The first step to becoming an administrator is filing, with the court, an application for grant of administration without will annexed. The application includes multiple documents, such as a certificate of a wills notice search (confirming there is no will) and multiple affidavits. Although this can be done without a lawyer, it can be a complicated process.
If the application is approved, the court issues a grant of administration, which gives the administrator the authority to deal with the estate.
Whether someone is granted administration of the estate depends on their relationship to the deceased. Under the law in BC, there is a priority list of the people who can apply to administer an estate.

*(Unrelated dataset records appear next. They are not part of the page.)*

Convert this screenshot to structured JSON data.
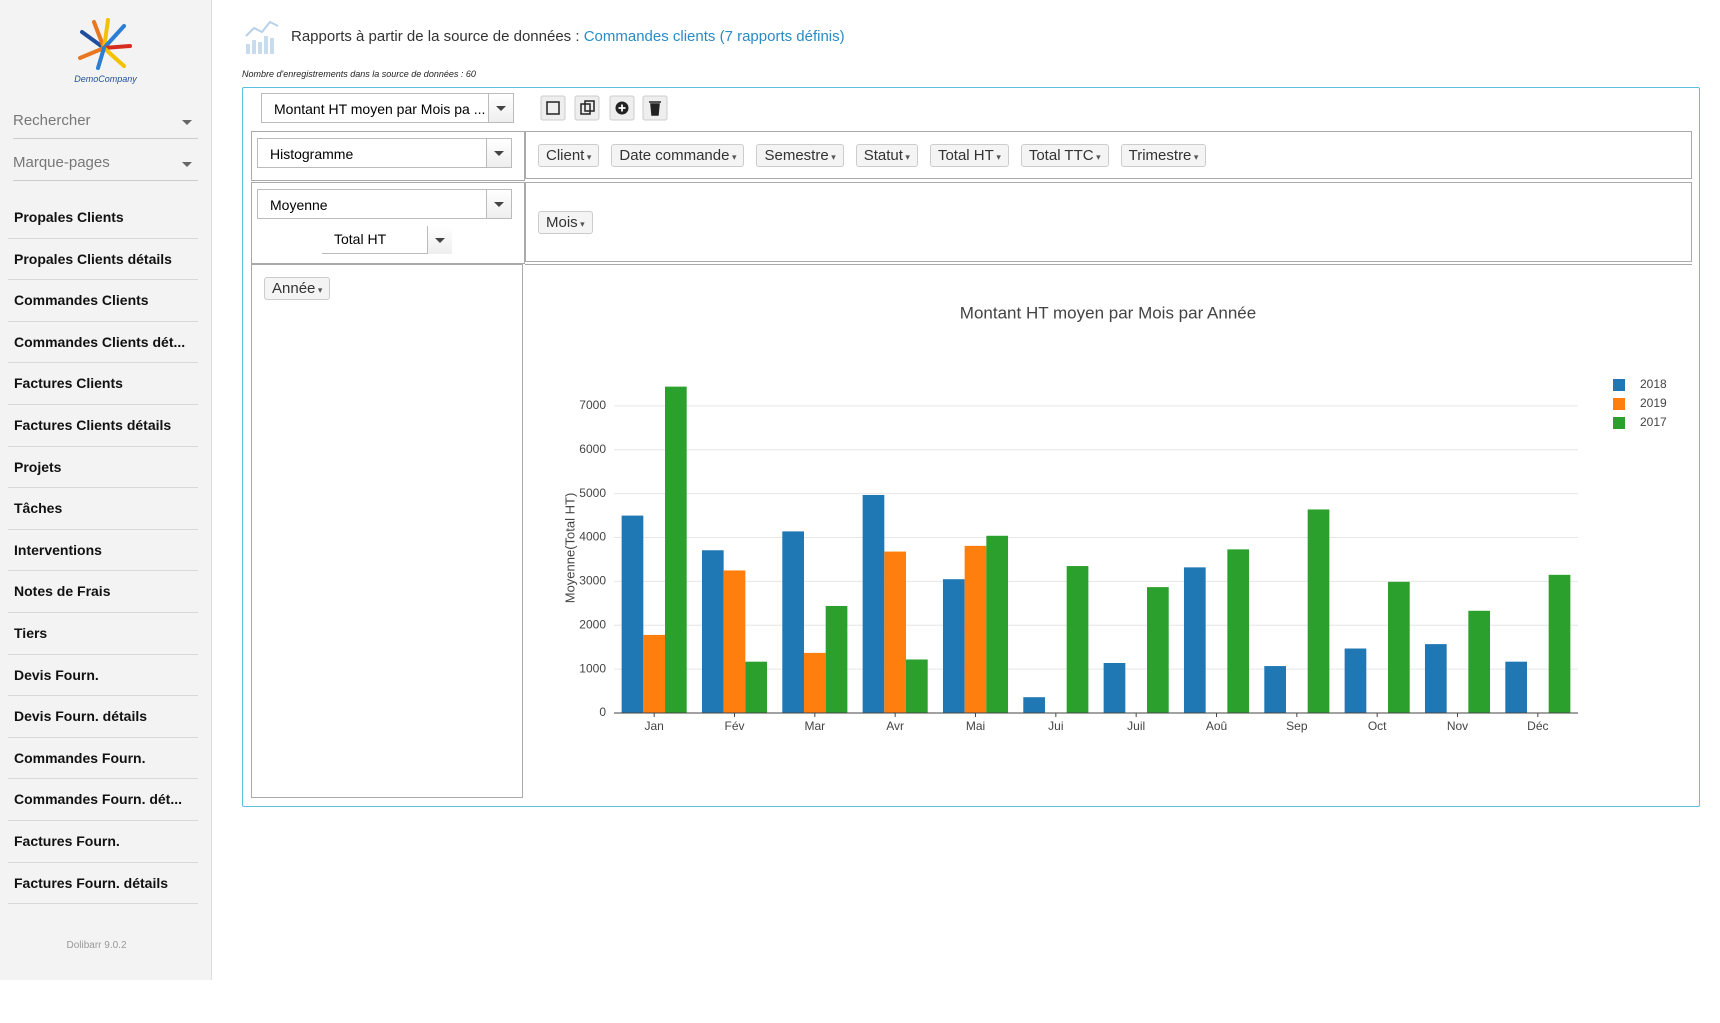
{
  "sidebar": {
    "company": "DemoCompany",
    "search": "Rechercher",
    "bookmarks": "Marque-pages",
    "menu": [
      "Propales Clients",
      "Propales Clients détails",
      "Commandes Clients",
      "Commandes Clients dét...",
      "Factures Clients",
      "Factures Clients détails",
      "Projets",
      "Tâches",
      "Interventions",
      "Notes de Frais",
      "Tiers",
      "Devis Fourn.",
      "Devis Fourn. détails",
      "Commandes Fourn.",
      "Commandes Fourn. dét...",
      "Factures Fourn.",
      "Factures Fourn. détails"
    ],
    "version": "Dolibarr 9.0.2"
  },
  "header": {
    "title": "Rapports à partir de la source de données :",
    "link": "Commandes clients (7 rapports définis)",
    "subtitle": "Nombre d'enregistrements dans la source de données : 60"
  },
  "report": {
    "selected": "Montant HT moyen par Mois pa ...",
    "renderer": "Histogramme",
    "aggregator": "Moyenne",
    "aggregator_field": "Total HT",
    "unused_fields": [
      "Client",
      "Date commande",
      "Semestre",
      "Statut",
      "Total HT",
      "Total TTC",
      "Trimestre"
    ],
    "column_fields": [
      "Mois"
    ],
    "row_fields": [
      "Année"
    ]
  },
  "chart_data": {
    "type": "bar",
    "title": "Montant HT moyen par Mois par Année",
    "y_label": "Moyenne(Total HT)",
    "categories": [
      "Jan",
      "Fév",
      "Mar",
      "Avr",
      "Mai",
      "Jui",
      "Juil",
      "Aoû",
      "Sep",
      "Oct",
      "Nov",
      "Déc"
    ],
    "series": [
      {
        "name": "2018",
        "color": "#1f77b4",
        "values": [
          4500,
          3710,
          4140,
          4970,
          3050,
          360,
          1140,
          3320,
          1070,
          1470,
          1570,
          1170
        ]
      },
      {
        "name": "2019",
        "color": "#ff7f0e",
        "values": [
          1780,
          3250,
          1370,
          3680,
          3810,
          null,
          null,
          null,
          null,
          null,
          null,
          null
        ]
      },
      {
        "name": "2017",
        "color": "#2ca02c",
        "values": [
          7440,
          1170,
          2440,
          1220,
          4040,
          3350,
          2870,
          3730,
          4640,
          2990,
          2330,
          3150
        ]
      }
    ],
    "ylim": [
      0,
      7500
    ],
    "yticks": [
      0,
      1000,
      2000,
      3000,
      4000,
      5000,
      6000,
      7000
    ],
    "grid": true,
    "legend": "top-right"
  }
}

The spouse or spouse’s nominee has priority, followed by a list of alternatives in the following order:
- a child of the deceased or someone nominated by such child,
- a relative of the deceased, and
- any other eligible person.
There are some situations where a grant may not be needed:
- Small estates (gross value less than $25,000). The outside parties who hold the deceased’s assets (such as a bank) decide whether they’ll hand over those assets without a grant.
- Jointly owned assets such as bank accounts or real estate property can be transferred to the other joint owner without a grant.
- Assets with a designated beneficiary (a person named to receive the asset), such as life insurance policies or registered retirement plans.
If the estate is a relatively simple one, the assistance of a lawyer may not be required. If you don’t know whether you need to seek a grant or not, you may want to talk to a lawyer.